Full DCC Job Scheduling and SLURM User Guide
This document describes the process for submitting and running jobs to the DCC under the Slurm Workload Manager.
What is a cluster, and why do I need SLURM?
Our HPC cluster is made up of a number of compute nodes, each with a varyling level of scratch space, processors, memory, and sometimes GPUs. Users submit jobs to SLURM that specify the instructions (code) and software they want to run along with a description of the computing resources needed. SLURM, a combined scheduler and resource manager, then runs those jobs on the DCC.
Cluster Basics and Terminology
account: Your DCC group is your SLURM account. A SLURM account grants users rights and manages limits in relation to SLURM partitions. You can see your DCC group(s) in Research Toolkits.
batch: Instructions run in a file without user interaction, typically referred to as 'run in batch' or 'batch processing'. This is the most powerful way to use the DCC.
batch script: A text file containing a series of resource specifications, such as the number of nodes, amount of memory, and other requirements needed to run, and commands to be run. This script is submitted to the Slurm workload manager, which schedules and executes the job on available compute nodes within a high-performance computing (HPC) cluster.
core: A processing unit within a computer chip (CPU). The CPU in a node performs computations.
GPU: A graphics processing unit (GPU) is a specialized processor which can generate computer graphics, but in HPC, designed to accelerate computation-intensive tasks by performing parallel operations, making it ideal for tasks such as simulations, deep learning, and scientific computations.

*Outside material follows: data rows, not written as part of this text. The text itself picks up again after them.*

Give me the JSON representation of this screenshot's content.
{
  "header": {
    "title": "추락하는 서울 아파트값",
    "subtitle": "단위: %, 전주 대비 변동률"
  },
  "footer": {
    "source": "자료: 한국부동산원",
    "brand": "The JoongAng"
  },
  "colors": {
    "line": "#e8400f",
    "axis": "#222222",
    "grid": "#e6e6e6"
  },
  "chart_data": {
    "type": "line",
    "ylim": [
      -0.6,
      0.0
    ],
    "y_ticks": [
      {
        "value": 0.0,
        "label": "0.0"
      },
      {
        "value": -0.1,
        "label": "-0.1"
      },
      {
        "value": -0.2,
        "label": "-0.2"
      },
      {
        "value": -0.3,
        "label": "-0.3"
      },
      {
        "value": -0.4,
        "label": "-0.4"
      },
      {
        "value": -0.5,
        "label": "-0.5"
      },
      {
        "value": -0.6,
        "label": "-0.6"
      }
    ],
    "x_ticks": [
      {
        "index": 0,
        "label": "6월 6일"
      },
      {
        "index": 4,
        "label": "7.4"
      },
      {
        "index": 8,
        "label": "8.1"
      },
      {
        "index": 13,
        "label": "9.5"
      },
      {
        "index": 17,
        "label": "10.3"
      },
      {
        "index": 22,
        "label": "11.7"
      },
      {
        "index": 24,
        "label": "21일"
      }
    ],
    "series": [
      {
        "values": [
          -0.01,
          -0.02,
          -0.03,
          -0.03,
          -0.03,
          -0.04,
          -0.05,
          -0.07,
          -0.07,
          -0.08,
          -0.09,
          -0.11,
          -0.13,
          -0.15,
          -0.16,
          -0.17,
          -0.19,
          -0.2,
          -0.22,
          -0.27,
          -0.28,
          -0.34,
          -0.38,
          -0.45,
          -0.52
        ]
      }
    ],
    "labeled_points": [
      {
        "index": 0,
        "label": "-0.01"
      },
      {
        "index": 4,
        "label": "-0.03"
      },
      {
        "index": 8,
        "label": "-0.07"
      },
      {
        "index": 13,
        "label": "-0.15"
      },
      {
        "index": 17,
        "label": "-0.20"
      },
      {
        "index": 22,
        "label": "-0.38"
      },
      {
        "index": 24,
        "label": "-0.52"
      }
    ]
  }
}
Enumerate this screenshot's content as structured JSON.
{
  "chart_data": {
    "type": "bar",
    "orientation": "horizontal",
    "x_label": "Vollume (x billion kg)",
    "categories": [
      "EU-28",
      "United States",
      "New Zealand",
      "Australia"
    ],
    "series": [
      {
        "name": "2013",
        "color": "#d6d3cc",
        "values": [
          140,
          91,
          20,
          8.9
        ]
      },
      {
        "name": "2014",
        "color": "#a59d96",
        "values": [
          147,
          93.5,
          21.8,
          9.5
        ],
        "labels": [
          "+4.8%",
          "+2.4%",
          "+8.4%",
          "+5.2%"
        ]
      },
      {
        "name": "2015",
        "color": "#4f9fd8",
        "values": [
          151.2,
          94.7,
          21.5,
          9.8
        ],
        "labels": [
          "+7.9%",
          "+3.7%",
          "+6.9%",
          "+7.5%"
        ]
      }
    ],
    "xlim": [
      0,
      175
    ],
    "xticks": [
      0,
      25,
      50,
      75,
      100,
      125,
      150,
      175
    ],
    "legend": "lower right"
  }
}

interactive session or job: SLURM allows users to request a real time interactive session on a compute node through OnDemand or via SSH using srun
so you can use a computing node real-time to code, debug, and/or watch your request run in real-time.
job: A task or set of tasks, submitted to the cluster scheduler to be executed.
node: A physical machine in a cluster, including login, compute, and transfer nodes
Type | Description |
---|---|
Login nodes | The login nodes are a place where users can login, edit files, view job results and submit new jobs. Login nodes are a shared resource and should not be used to run application workloads. There are limits on the login nodes. |
Data Transfer node / Globus | The data transfer nodes are available for moving data to be accessible to and from the cluster. On the DCC, is done primarily via Globus. |
Compute node | The compute nodes are the computers where jobs are run. To run jobs on the compute nodes, users need to access a head node and schedule their program to be run on the compute nodes once the requested resources are available. |
partition: A partition, also called a job queue, is a subset of compute nodes on the cluster. Each partition is configured with with a set of limits (includind allowed users) that specify the requirements for jobs run in that partition. The DCC has as set of partitions for all users as well as thoughs for specific use cases or lab groups.
SLURM: Is the open source, fault tolerant, scalable cluster management and job scheduling system we run on the Duke Compute Cluster.
-
When: It finds and allocates the computing resources that fulfill the job’s request at the soonest available time. The time to start the job will be faster if the batch script is written well for what the job will need (i.e. not asking for just the right amount of resources).
-
How: When a job is scheduled to run, the scheduler instructs the resource manager to launch the application(s) across the job’s allocated resources. This is also known as “running the job”.
-
Results: When a job has completed, you can check the job logs for informational updates or errors and the resources used via sacct or sreport. For long term usage, see our usage reports.